Когда автомобиль отъехал, он вышел и осторожно стал пробираться вдоль садовых решеток к своей вилле. Он открыл садовую калитку и осторожно пробрался по лужайке к парадной двери дома, которую он открыл своим ключом. На пороге он остановился как вкопанный, так как в прихожую доносились звуки музыки и громкого смеха. Он знал, что жена его была занята в театре до десяти часов вечера. Теперь было только девять. Что же означали этот шум и музыка?
Он тихонько прокрался вверх по лестнице и прошел по коридору к дверям зала, откуда доносился шум. Один взгляд убедил его, что вся челядь шумно праздновала его отъезд. В первое мгновение он хотел открыть дверь и войти в зал. Но затем он отдернул руку, готовую нажать дверную ручку.
«Один раз, – подумал он, – их можно простить, и я предпочитаю держать в своем доме веселую прислугу, чем такую, которая ходит с вытянутыми лицами. Пусть их веселье стоит мне даже самых дорогих вин из моего погреба! Кроме того, этот пир прекрасно подходит к моему плану».

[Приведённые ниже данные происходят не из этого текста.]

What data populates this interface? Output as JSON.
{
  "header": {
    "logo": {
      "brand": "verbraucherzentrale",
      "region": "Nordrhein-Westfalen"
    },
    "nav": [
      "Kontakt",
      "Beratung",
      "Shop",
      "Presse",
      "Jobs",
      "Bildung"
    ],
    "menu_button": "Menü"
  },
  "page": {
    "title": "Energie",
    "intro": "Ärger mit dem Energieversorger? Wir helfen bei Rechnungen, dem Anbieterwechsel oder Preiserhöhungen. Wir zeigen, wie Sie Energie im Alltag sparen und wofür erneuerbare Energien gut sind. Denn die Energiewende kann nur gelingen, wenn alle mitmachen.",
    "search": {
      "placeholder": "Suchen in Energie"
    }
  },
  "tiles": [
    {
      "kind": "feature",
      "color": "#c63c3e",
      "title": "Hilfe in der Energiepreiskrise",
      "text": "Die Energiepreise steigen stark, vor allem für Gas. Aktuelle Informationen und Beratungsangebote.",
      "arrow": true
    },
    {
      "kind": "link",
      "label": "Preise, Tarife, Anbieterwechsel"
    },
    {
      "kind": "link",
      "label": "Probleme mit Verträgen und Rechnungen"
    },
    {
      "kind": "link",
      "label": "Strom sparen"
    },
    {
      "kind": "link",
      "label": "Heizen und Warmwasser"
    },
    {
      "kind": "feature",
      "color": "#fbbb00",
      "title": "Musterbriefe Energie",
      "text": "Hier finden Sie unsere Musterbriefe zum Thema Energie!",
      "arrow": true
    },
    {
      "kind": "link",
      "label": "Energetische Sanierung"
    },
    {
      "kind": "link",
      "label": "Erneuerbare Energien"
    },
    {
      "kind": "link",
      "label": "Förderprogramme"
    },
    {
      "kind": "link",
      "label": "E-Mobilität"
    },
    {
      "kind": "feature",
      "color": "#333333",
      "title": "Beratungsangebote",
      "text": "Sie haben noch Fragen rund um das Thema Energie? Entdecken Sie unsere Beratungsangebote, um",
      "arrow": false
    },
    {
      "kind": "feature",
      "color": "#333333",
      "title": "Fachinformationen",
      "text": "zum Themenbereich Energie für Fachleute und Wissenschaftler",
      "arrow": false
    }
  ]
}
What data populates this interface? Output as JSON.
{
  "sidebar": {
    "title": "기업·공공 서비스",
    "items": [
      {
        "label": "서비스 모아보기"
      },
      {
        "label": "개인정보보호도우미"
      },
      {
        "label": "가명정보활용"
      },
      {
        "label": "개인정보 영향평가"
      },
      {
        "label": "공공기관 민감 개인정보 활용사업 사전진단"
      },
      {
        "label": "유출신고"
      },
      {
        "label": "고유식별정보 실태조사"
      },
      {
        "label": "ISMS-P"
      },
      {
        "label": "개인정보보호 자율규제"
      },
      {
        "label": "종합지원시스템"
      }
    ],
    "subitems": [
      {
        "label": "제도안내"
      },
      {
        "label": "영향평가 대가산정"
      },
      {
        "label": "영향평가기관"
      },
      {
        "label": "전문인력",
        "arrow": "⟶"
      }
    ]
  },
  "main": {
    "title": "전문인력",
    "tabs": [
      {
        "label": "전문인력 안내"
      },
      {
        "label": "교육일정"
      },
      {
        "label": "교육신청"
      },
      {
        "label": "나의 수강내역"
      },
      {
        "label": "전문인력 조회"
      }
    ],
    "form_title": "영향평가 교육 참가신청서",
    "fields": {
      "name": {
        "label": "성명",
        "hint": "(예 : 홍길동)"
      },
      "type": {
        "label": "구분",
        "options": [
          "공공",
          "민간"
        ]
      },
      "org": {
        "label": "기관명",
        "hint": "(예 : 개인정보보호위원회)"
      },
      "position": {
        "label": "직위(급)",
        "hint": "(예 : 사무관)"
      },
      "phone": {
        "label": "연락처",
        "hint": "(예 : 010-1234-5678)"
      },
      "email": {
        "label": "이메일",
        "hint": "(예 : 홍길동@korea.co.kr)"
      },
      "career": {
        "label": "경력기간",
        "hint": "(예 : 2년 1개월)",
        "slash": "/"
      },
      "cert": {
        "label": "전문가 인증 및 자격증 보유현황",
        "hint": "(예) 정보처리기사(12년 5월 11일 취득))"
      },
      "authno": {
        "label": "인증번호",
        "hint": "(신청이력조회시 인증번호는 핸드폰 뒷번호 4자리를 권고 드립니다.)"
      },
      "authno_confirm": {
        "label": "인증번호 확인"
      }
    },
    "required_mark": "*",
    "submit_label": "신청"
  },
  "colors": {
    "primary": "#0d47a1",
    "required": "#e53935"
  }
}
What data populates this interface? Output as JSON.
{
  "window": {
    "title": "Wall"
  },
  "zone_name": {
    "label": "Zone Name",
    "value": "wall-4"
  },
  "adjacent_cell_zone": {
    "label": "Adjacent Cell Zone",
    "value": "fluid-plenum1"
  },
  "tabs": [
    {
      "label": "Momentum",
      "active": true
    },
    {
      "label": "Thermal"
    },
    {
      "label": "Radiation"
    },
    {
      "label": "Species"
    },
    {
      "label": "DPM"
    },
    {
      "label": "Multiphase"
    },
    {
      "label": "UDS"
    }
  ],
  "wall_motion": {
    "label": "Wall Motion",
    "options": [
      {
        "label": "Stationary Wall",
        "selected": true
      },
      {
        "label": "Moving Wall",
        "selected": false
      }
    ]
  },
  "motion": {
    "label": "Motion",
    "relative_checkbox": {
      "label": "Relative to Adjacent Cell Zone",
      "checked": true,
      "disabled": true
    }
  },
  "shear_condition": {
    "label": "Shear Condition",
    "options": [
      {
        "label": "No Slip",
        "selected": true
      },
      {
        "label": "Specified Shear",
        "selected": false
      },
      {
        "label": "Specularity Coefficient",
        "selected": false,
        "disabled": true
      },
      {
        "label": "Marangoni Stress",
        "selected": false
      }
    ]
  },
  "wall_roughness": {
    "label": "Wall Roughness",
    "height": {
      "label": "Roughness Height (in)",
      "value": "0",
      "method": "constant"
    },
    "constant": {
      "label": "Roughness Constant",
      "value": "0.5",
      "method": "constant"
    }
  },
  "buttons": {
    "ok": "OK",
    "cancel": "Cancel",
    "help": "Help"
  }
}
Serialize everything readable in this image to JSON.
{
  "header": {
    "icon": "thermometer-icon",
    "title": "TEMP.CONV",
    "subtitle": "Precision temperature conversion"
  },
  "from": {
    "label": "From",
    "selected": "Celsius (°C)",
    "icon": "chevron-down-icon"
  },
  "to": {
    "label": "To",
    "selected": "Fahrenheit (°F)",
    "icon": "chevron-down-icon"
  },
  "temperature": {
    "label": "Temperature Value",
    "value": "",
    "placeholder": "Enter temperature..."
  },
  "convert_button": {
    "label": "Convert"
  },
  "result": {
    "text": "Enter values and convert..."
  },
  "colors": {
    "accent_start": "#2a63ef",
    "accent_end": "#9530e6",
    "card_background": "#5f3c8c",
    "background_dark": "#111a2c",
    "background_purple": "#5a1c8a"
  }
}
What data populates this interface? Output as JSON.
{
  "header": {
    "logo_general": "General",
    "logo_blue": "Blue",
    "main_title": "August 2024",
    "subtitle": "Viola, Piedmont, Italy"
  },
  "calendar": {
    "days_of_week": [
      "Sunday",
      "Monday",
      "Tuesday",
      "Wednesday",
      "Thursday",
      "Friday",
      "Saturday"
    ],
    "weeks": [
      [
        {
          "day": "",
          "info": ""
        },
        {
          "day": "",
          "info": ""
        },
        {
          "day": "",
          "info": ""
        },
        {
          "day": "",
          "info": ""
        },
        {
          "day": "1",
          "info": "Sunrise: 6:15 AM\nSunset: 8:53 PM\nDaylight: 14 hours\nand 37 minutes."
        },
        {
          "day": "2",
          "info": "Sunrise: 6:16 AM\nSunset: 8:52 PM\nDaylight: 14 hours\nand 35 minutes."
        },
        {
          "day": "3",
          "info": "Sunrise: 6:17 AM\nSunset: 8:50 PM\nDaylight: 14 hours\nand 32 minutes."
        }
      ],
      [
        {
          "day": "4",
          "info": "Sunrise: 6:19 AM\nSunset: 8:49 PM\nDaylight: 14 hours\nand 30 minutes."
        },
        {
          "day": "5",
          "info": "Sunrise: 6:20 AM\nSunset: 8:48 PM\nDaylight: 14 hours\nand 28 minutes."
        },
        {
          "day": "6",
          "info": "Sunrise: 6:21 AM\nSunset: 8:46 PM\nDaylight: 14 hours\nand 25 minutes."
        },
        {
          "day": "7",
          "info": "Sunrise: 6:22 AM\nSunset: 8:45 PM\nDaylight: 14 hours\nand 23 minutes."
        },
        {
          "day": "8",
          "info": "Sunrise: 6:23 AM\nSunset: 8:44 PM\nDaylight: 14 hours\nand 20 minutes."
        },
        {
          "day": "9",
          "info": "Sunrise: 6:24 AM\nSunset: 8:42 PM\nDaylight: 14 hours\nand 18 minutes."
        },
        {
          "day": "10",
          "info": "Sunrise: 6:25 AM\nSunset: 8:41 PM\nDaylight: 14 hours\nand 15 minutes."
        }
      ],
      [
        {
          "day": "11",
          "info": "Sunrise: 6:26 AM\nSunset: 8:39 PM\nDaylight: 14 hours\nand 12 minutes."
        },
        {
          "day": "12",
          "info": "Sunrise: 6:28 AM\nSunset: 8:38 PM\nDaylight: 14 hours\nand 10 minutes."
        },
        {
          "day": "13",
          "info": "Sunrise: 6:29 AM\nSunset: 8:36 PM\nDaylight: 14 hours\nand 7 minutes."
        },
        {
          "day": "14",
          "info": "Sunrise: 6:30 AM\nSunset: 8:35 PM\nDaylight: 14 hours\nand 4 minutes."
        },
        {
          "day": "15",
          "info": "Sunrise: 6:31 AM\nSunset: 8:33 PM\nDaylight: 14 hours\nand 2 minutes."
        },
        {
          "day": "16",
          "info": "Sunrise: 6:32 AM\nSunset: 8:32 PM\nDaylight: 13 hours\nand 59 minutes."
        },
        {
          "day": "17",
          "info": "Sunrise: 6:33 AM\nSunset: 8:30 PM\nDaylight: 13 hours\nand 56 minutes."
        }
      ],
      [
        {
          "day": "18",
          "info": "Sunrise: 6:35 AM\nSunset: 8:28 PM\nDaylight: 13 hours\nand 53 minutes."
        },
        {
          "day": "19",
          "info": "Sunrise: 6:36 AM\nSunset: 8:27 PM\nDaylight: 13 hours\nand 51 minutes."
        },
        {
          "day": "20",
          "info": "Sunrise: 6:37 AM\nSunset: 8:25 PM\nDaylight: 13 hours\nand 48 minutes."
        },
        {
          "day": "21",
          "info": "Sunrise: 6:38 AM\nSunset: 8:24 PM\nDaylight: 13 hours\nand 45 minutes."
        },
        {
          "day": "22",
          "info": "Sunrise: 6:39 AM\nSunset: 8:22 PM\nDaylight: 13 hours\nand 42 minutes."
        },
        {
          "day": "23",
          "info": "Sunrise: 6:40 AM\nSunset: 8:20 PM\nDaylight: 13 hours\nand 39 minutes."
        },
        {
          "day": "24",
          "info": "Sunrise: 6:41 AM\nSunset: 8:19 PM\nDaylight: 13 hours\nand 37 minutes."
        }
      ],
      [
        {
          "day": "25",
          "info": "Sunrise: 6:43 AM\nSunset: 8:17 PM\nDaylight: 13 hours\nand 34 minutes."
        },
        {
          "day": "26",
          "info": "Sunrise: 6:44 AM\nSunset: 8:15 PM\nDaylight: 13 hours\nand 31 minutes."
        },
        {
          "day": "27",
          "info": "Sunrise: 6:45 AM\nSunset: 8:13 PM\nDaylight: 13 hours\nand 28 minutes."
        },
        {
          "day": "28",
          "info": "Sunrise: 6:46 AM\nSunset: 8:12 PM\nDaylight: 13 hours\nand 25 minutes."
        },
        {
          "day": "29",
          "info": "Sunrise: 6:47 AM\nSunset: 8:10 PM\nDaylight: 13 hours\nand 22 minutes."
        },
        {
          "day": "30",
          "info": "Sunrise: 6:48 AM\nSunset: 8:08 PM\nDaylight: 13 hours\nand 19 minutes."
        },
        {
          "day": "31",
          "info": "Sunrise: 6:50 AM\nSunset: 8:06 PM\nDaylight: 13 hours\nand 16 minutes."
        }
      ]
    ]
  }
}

Он решительно повернулся, поднялся по лестнице наверх и скрылся в своей спальне. Двери он тщательно закрыл за собой и открыл один из огромных стенных шкафов, в которых хранились его платье и белье. После недолгих поисков он вынул оттуда картонку, заглянул в нее и поставил на место. То же самое он проделал с другой, с третьей, пока наконец не нашел того, что искал. Надпись на крышке картонки красноречиво говорила о ее содержимом. Большими буквами на ней было написано: «Костюмы для маскарада». Хирн поспешно снял крышку и начал рыться в целом ворохе костюмов, валявшихся в большом беспорядке среди париков, фальшивых бород и шляп. Он вынул костюм апаша [1], выбрал подходящую бороду и кое-как уложил эти вещи в небольшую картонку. Все остальное он положил на место. Взяв картонку под мышку, он бесшумно прокрался мимо пировавшей челяди в свой кабинет.